Смолин это проговорил злобно, потом, будто вспомнив что-то, отошел от изумленного Якова.
Слоняясь по ближним логам, Яков встречал насмешливые взгляды старателей:
— Безделье убиваешь?
— Стар стал… Поди, могилу заказал? Макарка-то не выгнал тебя? Нас так отовсюду выгнал. Эх, милый, как только ты живешь с ним? На войну бы шел…

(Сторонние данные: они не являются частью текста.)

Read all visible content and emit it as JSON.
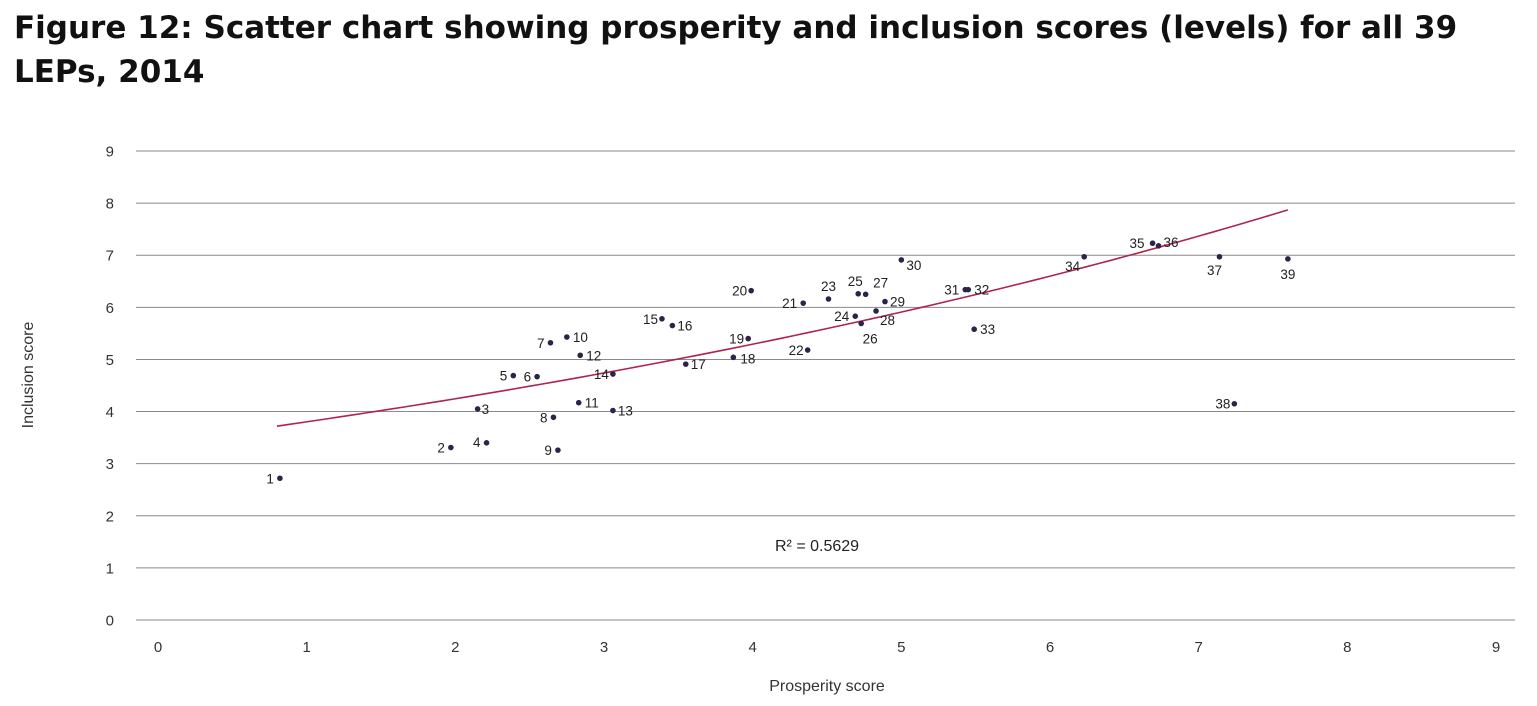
{
  "title": "Figure 12: Scatter chart showing prosperity and inclusion scores (levels) for all 39 LEPs, 2014",
  "colors": {
    "point": "#2b2448",
    "trend": "#b0234e",
    "grid": "#8a8a8a",
    "text": "#333333"
  },
  "chart_data": {
    "type": "scatter",
    "xlabel": "Prosperity score",
    "ylabel": "Inclusion score",
    "xlim": [
      0,
      9
    ],
    "ylim": [
      0,
      9
    ],
    "xticks": [
      "0",
      "1",
      "2",
      "3",
      "4",
      "5",
      "6",
      "7",
      "8",
      "9"
    ],
    "yticks": [
      "0",
      "1",
      "2",
      "3",
      "4",
      "5",
      "6",
      "7",
      "8",
      "9"
    ],
    "grid": "horizontal",
    "annotation": "R² = 0.5629",
    "trendline": {
      "type": "exponential",
      "x_range": [
        0.8,
        7.6
      ],
      "y_range": [
        3.72,
        7.87
      ]
    },
    "points": [
      {
        "label": "1",
        "x": 0.82,
        "y": 2.72
      },
      {
        "label": "2",
        "x": 1.97,
        "y": 3.31
      },
      {
        "label": "3",
        "x": 2.15,
        "y": 4.05
      },
      {
        "label": "4",
        "x": 2.21,
        "y": 3.4
      },
      {
        "label": "5",
        "x": 2.39,
        "y": 4.69
      },
      {
        "label": "6",
        "x": 2.55,
        "y": 4.67
      },
      {
        "label": "7",
        "x": 2.64,
        "y": 5.32
      },
      {
        "label": "8",
        "x": 2.66,
        "y": 3.89
      },
      {
        "label": "9",
        "x": 2.69,
        "y": 3.26
      },
      {
        "label": "10",
        "x": 2.75,
        "y": 5.43
      },
      {
        "label": "11",
        "x": 2.83,
        "y": 4.17
      },
      {
        "label": "12",
        "x": 2.84,
        "y": 5.08
      },
      {
        "label": "13",
        "x": 3.06,
        "y": 4.02
      },
      {
        "label": "14",
        "x": 3.06,
        "y": 4.72
      },
      {
        "label": "15",
        "x": 3.39,
        "y": 5.78
      },
      {
        "label": "16",
        "x": 3.46,
        "y": 5.65
      },
      {
        "label": "17",
        "x": 3.55,
        "y": 4.91
      },
      {
        "label": "18",
        "x": 3.87,
        "y": 5.04
      },
      {
        "label": "19",
        "x": 3.97,
        "y": 5.4
      },
      {
        "label": "20",
        "x": 3.99,
        "y": 6.32
      },
      {
        "label": "21",
        "x": 4.34,
        "y": 6.08
      },
      {
        "label": "22",
        "x": 4.37,
        "y": 5.18
      },
      {
        "label": "23",
        "x": 4.51,
        "y": 6.16
      },
      {
        "label": "24",
        "x": 4.69,
        "y": 5.83
      },
      {
        "label": "25",
        "x": 4.71,
        "y": 6.26
      },
      {
        "label": "26",
        "x": 4.73,
        "y": 5.69
      },
      {
        "label": "27",
        "x": 4.76,
        "y": 6.25
      },
      {
        "label": "28",
        "x": 4.83,
        "y": 5.93
      },
      {
        "label": "29",
        "x": 4.89,
        "y": 6.11
      },
      {
        "label": "30",
        "x": 5.0,
        "y": 6.91
      },
      {
        "label": "31",
        "x": 5.43,
        "y": 6.34
      },
      {
        "label": "32",
        "x": 5.45,
        "y": 6.34
      },
      {
        "label": "33",
        "x": 5.49,
        "y": 5.58
      },
      {
        "label": "34",
        "x": 6.23,
        "y": 6.97
      },
      {
        "label": "35",
        "x": 6.69,
        "y": 7.23
      },
      {
        "label": "36",
        "x": 6.73,
        "y": 7.18
      },
      {
        "label": "37",
        "x": 7.14,
        "y": 6.97
      },
      {
        "label": "38",
        "x": 7.24,
        "y": 4.15
      },
      {
        "label": "39",
        "x": 7.6,
        "y": 6.93
      }
    ]
  }
}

Яков присмирел, стал тихим, послушным. Татьяны он побаивался. Она стала еще строже и взыскательней. Скоробогатовский дом теперь посещали нарядные дамы. Прислушиваясь к их разговору, Макар чувствовал себя «как не дома». Он замечал, что Татьяна смущенно краснеет, когда он вмешивается в разговор.
Гостьи эти не сидели без дела. Из кусков бязи они кроили штаны и рубахи. Макар спросил однажды жену:
— Куда это вы шьете столько?
— На войну!
Татьяна работала с увлечением. Только в это время она и способна была улыбаться. Частой гостьей была жена Архипова, — полная, белая, с двумя подбородками женщина. Ласково выпрашивала она у Скоробогатова деньги на подарки солдатам.

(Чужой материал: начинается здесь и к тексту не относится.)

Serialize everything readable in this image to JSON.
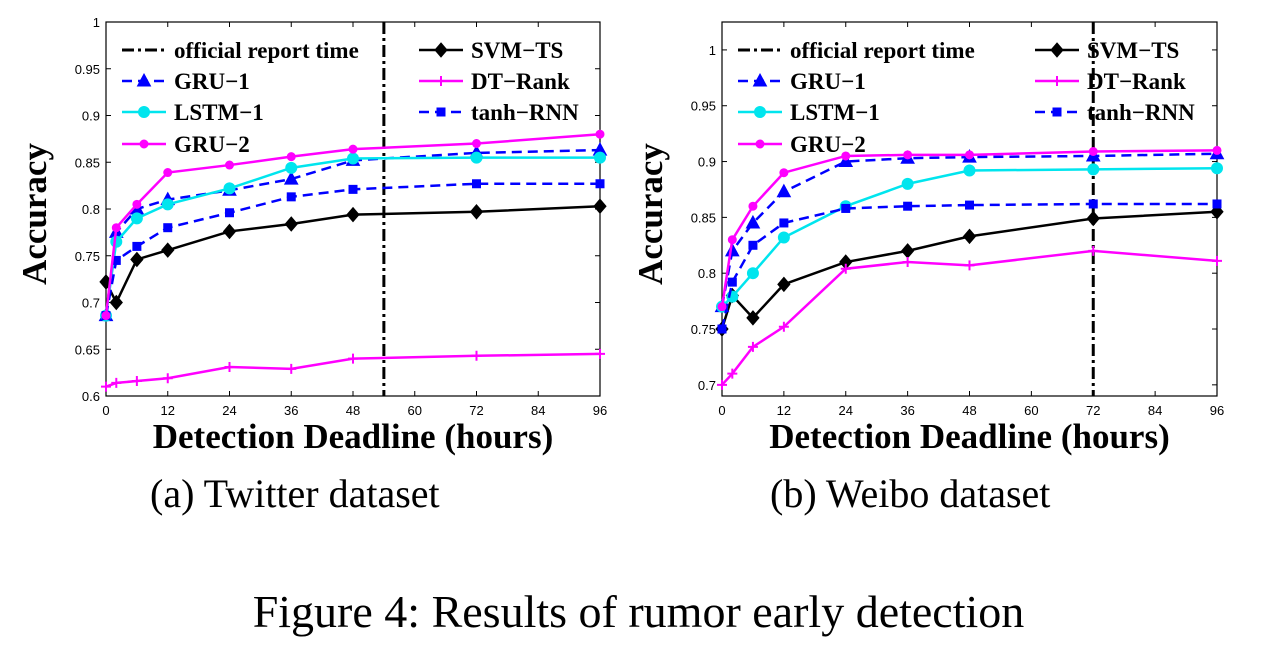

— Вы должны дать… Да, вы дадите… Я в этом уверена. — Она брала Скоробогатова под руку, заглядывала ему в глаза.
— Вы знаете, воевать это очень опасно для жизни… Мне ваша супруга нравится. Она энергичная, умная женщина. Вы ее уважайте, она заслуживает большого уважения… Мне о вас очень много рассказывал мой муж. Между прочим, он говорил, что помог вам взять богатые лога. Это хорошо…
Макар, вспоминая крупную взятку Архипову, неуклюже шагал рядом, поглядывая на пухлую белую руку в толстом золотом браслете и нехотя слушал, как барыня говорила о том, как трудно сидеть в сырых окопах и как необходимо победить Германию.
— Помочь нашим воинам — наше дело. Они защищают Россию и нас. Не правда ли, вы не откажете в небольшой сумме?
Скоробогатов, недовольно сопя носом, отсчитывал кредитки и думал: — «Последние — больше не дам!» Потом говорил:
— Влипли мы в эту войну, а зря.
Но, когда он разговаривал со Столяровым, он начинал понимать, что победить Германию необходимо.